L’indexation se fait en rapport à un indice officiel des prix à la consommation des ménages, utile par ailleurs aux économistes. Le système a été érodé sans cesse, post-libéralisme oblige, mais jamais abandonné malgré les hauts cris des employeurs, ces toujours plaintifs. Contrairement à ce que dit l’article du Soir, la Belgique n’est pas le seul pays européen à connaître cette mesure: le Grand-duché de Luxembourg aussi. L’Union Européenne ayant parmi ses mantras « Pas touche au Luxembourg », la disposition grand-ducale intouchable a protégé la belge des arguments européens de réduction au moins-disant social.

Comme l’article du Soir le précise, l’indexation des salaires, fonctionnaires compris, se décline selon deux modalités.

Les uns, « la grande majorité » dit Le Soir, voient leur salaire adapté une fois par an, en général le 1er janvier, ou parfois en juillet. Ce sera le cas en janvier pour la CP200, commission paritaire regroupant 60.000 entreprises et 500.000 employés, l’horeca (hôtels, restaurants, cafés), le transport, l’industrie et le commerce alimentaires, le secteur de l’électricité.

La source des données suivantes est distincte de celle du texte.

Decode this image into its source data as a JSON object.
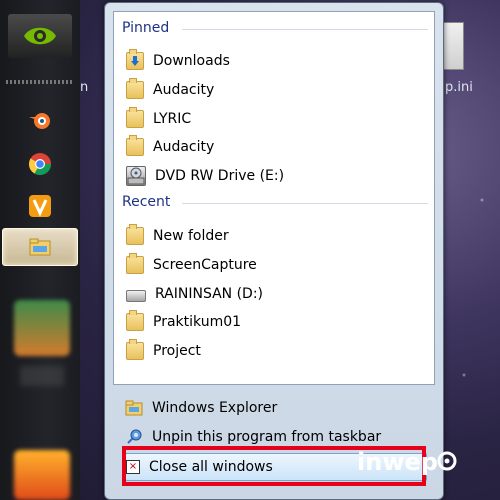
{
  "desktop": {
    "left_fragment": "n",
    "right_fragment": "p.ini"
  },
  "taskbar": {
    "icons": [
      "nvidia-icon",
      "blender-icon",
      "chrome-icon",
      "vivaldi-icon",
      "windows-explorer-icon"
    ]
  },
  "jumplist": {
    "pinned_title": "Pinned",
    "pinned": [
      {
        "label": "Downloads",
        "icon": "downloads-folder-icon"
      },
      {
        "label": "Audacity",
        "icon": "folder-icon"
      },
      {
        "label": "LYRIC",
        "icon": "folder-icon"
      },
      {
        "label": "Audacity",
        "icon": "folder-icon"
      },
      {
        "label": "DVD RW Drive (E:)",
        "icon": "dvd-drive-icon"
      }
    ],
    "recent_title": "Recent",
    "recent": [
      {
        "label": "New folder",
        "icon": "folder-icon"
      },
      {
        "label": "ScreenCapture",
        "icon": "folder-icon"
      },
      {
        "label": "RAININSAN (D:)",
        "icon": "drive-icon"
      },
      {
        "label": "Praktikum01",
        "icon": "folder-icon"
      },
      {
        "label": "Project",
        "icon": "folder-icon"
      }
    ],
    "tasks": [
      {
        "label": "Windows Explorer",
        "icon": "windows-explorer-icon"
      },
      {
        "label": "Unpin this program from taskbar",
        "icon": "unpin-icon"
      },
      {
        "label": "Close all windows",
        "icon": "close-window-icon"
      }
    ]
  },
  "highlight_color": "#e6001a",
  "accent_color": "#1e3287"
}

Les salaires d’autres secteurs, comme celui des constructions métalliques (métal, automobile, aéronautique), soumis au même régime annuel mais en juillet, ont été indexés de 8,14 % cet été.

Les autres sont soumis au régime dit de l’index pivot: lorsque l’indice des prix à la consommation, ici « indice-pivot »,  montre 2% ou plus de croissance des prix, les salaires se voient revalorisés de ce pourcentage le mois suivant. La mesure touche les fonctionnaires, le non-marchand (santé, maisons de repos, hôpitaux), les assurances, la sidérurgie, le commerce de détail, les employés de la grande distribution, la chimie, ainsi que les allocations sociales (chômage, incapacité de travail, allocations familiales) et les pensions.

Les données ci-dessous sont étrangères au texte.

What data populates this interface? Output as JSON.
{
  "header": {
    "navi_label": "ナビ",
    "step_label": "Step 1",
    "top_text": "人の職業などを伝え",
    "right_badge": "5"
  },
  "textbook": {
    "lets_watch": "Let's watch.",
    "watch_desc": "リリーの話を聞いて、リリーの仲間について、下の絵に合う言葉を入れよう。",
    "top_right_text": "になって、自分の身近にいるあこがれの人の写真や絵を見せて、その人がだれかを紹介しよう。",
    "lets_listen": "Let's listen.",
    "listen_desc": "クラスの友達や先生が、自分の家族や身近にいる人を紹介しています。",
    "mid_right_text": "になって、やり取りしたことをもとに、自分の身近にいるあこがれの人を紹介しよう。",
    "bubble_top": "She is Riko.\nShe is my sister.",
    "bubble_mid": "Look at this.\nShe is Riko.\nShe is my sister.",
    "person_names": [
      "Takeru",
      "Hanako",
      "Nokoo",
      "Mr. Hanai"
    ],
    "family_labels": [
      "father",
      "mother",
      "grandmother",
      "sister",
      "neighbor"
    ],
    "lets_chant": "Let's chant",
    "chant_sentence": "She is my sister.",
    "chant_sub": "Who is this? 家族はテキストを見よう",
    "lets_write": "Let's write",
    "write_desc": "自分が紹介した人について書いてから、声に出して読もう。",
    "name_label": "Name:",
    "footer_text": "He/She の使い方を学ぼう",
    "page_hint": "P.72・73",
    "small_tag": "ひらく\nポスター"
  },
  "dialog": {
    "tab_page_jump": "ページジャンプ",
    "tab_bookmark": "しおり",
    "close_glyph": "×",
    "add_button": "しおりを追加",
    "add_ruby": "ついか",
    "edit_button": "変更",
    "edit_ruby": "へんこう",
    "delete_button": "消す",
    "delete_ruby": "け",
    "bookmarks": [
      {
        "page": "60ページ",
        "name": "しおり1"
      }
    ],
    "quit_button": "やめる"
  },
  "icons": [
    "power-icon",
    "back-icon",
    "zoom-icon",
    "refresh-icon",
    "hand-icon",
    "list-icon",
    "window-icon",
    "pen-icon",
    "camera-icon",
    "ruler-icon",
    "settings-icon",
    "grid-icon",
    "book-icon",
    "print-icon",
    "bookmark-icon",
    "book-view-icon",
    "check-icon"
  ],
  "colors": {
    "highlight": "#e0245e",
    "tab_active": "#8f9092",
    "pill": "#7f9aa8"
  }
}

Un trésor d’après-guerre, disais-je.

D’innombrables escarmouches, je le signalais, ont érodé le système. Non abordées dans l’article, elles méritent d’être relevées
D’une part le gouvernement fédéral décide parfois, avec un pouvoir de conviction variable selon les groupes sociaux et en vertu du rapport de force idéologique et politique du moment (« loi relative à la promotion de l’emploi », sic), globalement défavorable aux salariés depuis des décennies, un report « conjoncturel » de l’indexation des salaires, dit « saut d’index ».
D’autre part, l’indice des prix de référence a été modifié, et n’est plus celui des origines, dit des prix à la consommation des ménages, toujours existant pour d’autres usages, notamment académiques. En retirant de la liste des prix observés, les hydrocarbures, dont on voit l’importance actuelle dans l’inflation, les boissons alcoolisées et le tabac, trois secteurs à haut rendement fiscal, on obtient une valeur affichant le titre euphémisant d’« indice-santé ». Entre l’euphémisme, marque de notre époque, et l’hypocrisie éternelle, il y a l’épaisseur d’un papier à cigarette, souvent absent on le sait.
L’indice est « lissé », et donc « moins volatile », on ne prend que 98 % du calcul, chipoteries qui nous rappellent les 27 modifications du calcul du taux de chômage officiel durant les trois dernières années du gouvernement Thatcher au Royaume-Uni. On se demande cui bono, comme aiment le dire les Américains: pour qui cela est-il bon.
Remarquons aussi que l’indexation annuelle, si elle aboutit le jour de son exécution au même salaire brut que l’indexation-pivot qui y arrive par étapes de 2 %, prive les bénéficiaires de tout ajustement pendant douze mois.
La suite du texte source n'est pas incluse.